The other day, Martin posted pictures of The Alien Lizard King gracefully leaping while in Ren Faire wizard drag on the NYC set of Doctor Strange. Those pictures probably made the Cumberbitches open sesame and squirt out a geyser of chunky excitement. But sadly for them, B. Cums was shown up over the weekend when Mads Mikkelsen set the sidewalk and genitals on fire by struttin’ for his life on the set. Hannibal’s eyes look like the chapped anus of that power bottom Barney, but yet he still looks faaaaaabulous! Work it, own it, Hannibal!
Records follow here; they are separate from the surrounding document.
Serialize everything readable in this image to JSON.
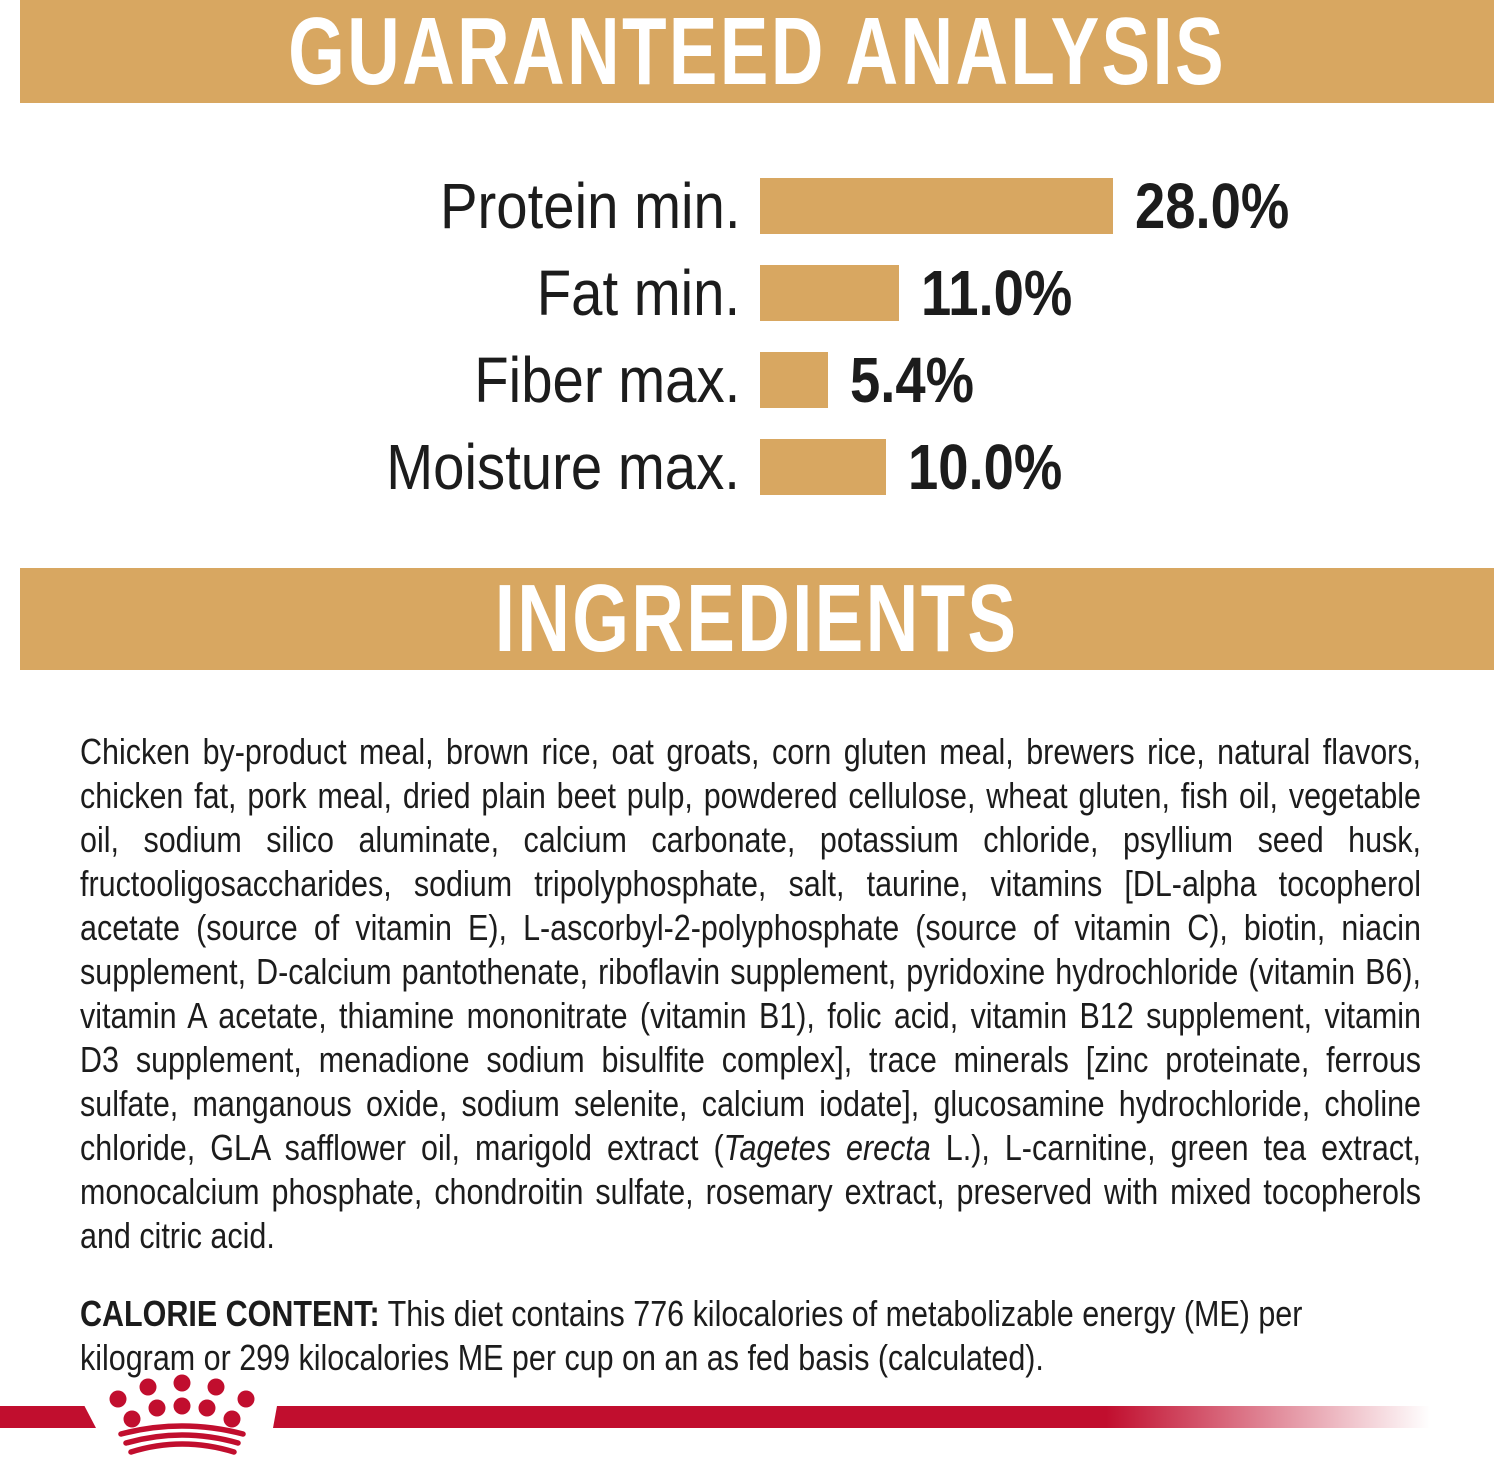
{
  "colors": {
    "tan": "#D8A761",
    "red": "#C10E2E",
    "text": "#1c1c1c",
    "banner_text": "#ffffff"
  },
  "sections": {
    "guaranteed_analysis": {
      "title": "GUARANTEED ANALYSIS"
    },
    "ingredients": {
      "title": "INGREDIENTS"
    }
  },
  "chart_data": {
    "type": "bar",
    "orientation": "horizontal",
    "title": "GUARANTEED ANALYSIS",
    "categories": [
      "Protein min.",
      "Fat min.",
      "Fiber max.",
      "Moisture max."
    ],
    "values": [
      28.0,
      11.0,
      5.4,
      10.0
    ],
    "value_labels": [
      "28.0%",
      "11.0%",
      "5.4%",
      "10.0%"
    ],
    "unit": "percent",
    "xlim": [
      0,
      30
    ],
    "grid": false,
    "legend": false,
    "bar_color": "#D8A761"
  },
  "ingredients_text": {
    "part1": "Chicken by-product meal, brown rice, oat groats, corn gluten meal, brewers rice, natural flavors, chicken fat, pork meal, dried plain beet pulp, powdered cellulose, wheat gluten, fish oil, vegetable oil, sodium silico aluminate, calcium carbonate, potassium chloride, psyllium seed husk, fructooligosaccharides, sodium tripolyphosphate, salt, taurine, vitamins [DL-alpha tocopherol acetate (source of vitamin E), L-ascorbyl-2-polyphosphate (source of vitamin C), biotin, niacin supplement, D-calcium pantothenate, riboflavin supplement, pyridoxine hydrochloride (vitamin B6), vitamin A acetate, thiamine mononitrate (vitamin B1), folic acid, vitamin B12 supplement, vitamin D3 supplement, menadione sodium bisulfite complex], trace minerals [zinc proteinate, ferrous sulfate, manganous oxide, sodium selenite, calcium iodate], glucosamine hydrochloride, choline chloride, GLA safflower oil, marigold extract (",
    "italic_species": "Tagetes erecta",
    "part2": " L.), L-carnitine, green tea extract, monocalcium phosphate, chondroitin sulfate, rosemary extract, preserved with mixed tocopherols and citric acid."
  },
  "calorie_content": {
    "label": "CALORIE CONTENT:",
    "text": " This diet contains 776 kilocalories of metabolizable energy (ME) per kilogram or 299 kilocalories ME per cup on an as fed basis (calculated)."
  }
}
Nobody seems to know who Hannibal is playing. Some nerds think he’s playing a Doctor Strange villain called Nightmare and others think he’s playing some other evil trick. To me, Mads Mikkelsen looks like a strung-out Burning Man junkie who spent all his money on the bad shit and is begging you for a ride back to L.A. That is one of the most scariest and annoying creatures of all-time, so I’m going with that.